Product: Book - Paperback
Title: Excel VBA Programming For Dummies (For Dummies (Computer/Tech))
Publisher: For Dummies
Authors: John Walkenbach
When all is said and done, John Walkenbach only has three things going for him:
One, he really knows what he is talking about. While this is a For Dummies book, and doesn't go down really into the Power Programming (that's another of his books) level, they couldn't have gotten a more knowledgeable person to write it. You can take what he says in the book (or on the books companion web site just in case a typo made it through the editing system) as something handed down on stone tablets.
Second, he really knows how to convey the information he has. I find his writing style to be well laid out, informative, almost a pleasure to read (true pleasure I associate with good Science Fiction, not any computer book).

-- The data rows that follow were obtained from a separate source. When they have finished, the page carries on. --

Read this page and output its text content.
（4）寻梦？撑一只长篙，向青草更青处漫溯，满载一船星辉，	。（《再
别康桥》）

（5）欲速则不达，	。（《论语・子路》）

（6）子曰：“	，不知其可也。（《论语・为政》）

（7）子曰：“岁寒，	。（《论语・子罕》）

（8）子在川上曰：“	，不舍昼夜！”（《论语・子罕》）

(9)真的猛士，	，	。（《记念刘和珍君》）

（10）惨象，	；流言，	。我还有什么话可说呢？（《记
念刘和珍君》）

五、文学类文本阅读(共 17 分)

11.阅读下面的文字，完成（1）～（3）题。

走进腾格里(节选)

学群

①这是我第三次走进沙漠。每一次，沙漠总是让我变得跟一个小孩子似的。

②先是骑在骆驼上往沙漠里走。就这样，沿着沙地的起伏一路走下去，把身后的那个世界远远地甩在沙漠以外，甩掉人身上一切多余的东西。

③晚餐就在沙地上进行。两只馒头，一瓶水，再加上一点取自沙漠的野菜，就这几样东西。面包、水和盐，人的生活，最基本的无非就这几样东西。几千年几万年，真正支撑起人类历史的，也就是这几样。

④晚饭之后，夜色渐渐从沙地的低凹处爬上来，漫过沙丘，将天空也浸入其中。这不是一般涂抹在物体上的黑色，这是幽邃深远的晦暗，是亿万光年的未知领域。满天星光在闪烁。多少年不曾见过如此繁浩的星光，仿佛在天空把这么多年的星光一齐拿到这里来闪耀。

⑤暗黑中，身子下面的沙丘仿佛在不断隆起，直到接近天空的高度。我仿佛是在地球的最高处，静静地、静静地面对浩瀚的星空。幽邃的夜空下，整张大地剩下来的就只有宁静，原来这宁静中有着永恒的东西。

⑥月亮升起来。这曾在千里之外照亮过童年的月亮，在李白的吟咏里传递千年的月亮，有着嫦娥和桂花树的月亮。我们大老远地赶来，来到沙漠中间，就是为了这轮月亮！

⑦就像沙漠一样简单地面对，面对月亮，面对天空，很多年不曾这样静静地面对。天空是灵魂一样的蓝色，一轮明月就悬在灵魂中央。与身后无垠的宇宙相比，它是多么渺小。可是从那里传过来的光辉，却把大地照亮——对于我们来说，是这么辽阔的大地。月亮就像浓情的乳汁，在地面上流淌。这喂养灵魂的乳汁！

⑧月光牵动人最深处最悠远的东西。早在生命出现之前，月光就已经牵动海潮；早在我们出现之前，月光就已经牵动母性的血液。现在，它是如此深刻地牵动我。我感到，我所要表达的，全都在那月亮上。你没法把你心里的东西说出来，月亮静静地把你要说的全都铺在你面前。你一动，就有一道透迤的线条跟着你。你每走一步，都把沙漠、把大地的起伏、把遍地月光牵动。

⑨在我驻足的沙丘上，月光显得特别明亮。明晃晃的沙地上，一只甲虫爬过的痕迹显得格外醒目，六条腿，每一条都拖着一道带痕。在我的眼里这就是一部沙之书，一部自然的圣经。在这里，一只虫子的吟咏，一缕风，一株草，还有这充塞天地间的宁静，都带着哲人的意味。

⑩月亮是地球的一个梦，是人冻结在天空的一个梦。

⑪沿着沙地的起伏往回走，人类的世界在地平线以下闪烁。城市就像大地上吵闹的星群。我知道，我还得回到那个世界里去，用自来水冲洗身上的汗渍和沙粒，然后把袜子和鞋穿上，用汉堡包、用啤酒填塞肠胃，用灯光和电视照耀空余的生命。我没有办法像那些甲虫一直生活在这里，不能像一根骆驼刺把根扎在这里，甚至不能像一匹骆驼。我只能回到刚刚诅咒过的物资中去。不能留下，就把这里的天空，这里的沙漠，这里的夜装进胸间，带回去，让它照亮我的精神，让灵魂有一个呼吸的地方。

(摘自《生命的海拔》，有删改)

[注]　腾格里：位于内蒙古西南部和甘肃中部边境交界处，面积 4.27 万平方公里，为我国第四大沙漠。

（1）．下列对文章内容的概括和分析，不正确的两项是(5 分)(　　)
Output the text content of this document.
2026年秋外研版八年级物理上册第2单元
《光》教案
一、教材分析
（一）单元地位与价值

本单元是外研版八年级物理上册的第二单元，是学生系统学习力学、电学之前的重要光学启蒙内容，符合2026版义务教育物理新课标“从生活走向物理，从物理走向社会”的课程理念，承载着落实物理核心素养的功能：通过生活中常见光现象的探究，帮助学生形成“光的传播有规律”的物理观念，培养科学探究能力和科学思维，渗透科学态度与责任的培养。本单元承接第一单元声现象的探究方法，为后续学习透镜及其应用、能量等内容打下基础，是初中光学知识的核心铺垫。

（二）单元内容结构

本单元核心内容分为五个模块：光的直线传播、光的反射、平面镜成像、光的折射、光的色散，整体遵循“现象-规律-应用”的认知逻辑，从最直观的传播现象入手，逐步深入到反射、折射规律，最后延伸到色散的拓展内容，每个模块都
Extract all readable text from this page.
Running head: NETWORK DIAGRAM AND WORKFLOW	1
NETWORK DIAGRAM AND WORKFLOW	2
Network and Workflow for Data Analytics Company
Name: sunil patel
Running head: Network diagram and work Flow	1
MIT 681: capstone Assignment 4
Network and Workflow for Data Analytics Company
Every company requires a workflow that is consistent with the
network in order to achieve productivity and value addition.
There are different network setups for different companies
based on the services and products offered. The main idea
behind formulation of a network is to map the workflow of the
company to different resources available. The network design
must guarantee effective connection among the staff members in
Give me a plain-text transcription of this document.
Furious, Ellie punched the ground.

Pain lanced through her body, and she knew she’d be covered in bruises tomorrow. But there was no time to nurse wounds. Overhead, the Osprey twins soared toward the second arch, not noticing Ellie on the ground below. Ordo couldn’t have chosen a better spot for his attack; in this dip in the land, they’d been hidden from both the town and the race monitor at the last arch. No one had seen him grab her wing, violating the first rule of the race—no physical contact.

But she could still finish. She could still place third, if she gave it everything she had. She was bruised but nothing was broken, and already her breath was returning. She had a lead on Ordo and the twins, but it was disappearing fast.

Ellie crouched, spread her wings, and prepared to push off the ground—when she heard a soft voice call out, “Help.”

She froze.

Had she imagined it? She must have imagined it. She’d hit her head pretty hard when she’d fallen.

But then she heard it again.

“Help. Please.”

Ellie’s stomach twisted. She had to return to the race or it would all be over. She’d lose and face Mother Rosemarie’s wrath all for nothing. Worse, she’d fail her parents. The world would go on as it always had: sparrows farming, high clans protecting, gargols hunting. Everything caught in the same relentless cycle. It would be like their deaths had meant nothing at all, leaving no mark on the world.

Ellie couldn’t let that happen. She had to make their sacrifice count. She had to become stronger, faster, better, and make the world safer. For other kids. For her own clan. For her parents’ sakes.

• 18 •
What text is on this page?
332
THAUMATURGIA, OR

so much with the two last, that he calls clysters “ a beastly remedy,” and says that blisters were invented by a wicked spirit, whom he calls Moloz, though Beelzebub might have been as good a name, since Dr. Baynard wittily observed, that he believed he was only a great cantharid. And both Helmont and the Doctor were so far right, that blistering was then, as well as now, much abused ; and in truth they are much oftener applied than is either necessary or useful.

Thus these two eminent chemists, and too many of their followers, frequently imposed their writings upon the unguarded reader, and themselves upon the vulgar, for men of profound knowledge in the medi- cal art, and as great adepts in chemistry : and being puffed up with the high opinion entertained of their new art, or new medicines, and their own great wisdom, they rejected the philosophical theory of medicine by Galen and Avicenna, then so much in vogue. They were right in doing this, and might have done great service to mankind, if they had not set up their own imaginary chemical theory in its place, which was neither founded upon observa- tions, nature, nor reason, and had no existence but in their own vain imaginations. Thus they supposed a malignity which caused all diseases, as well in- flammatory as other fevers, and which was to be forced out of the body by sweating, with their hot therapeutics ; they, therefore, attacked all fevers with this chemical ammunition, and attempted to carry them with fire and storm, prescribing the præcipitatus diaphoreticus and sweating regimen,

Third, he really seems to be a nice guy. While I've never met him, the home page on his web site (given at the very beginning of the book) has a has a link - Send e-mail to John Walkenbach. On a couple of occassions, I've had a reason to send him an e-mail asking a question. He's answered promptly, curteously and save me a whole bunch of time.
If you want a quick and rapid introduction to macros or VBA programming (in Excel these are the same thing), something that will get you started, this is an excellent choice. As you become a power user, buy his Power Programming with VBA book, and indeed his other Excel books.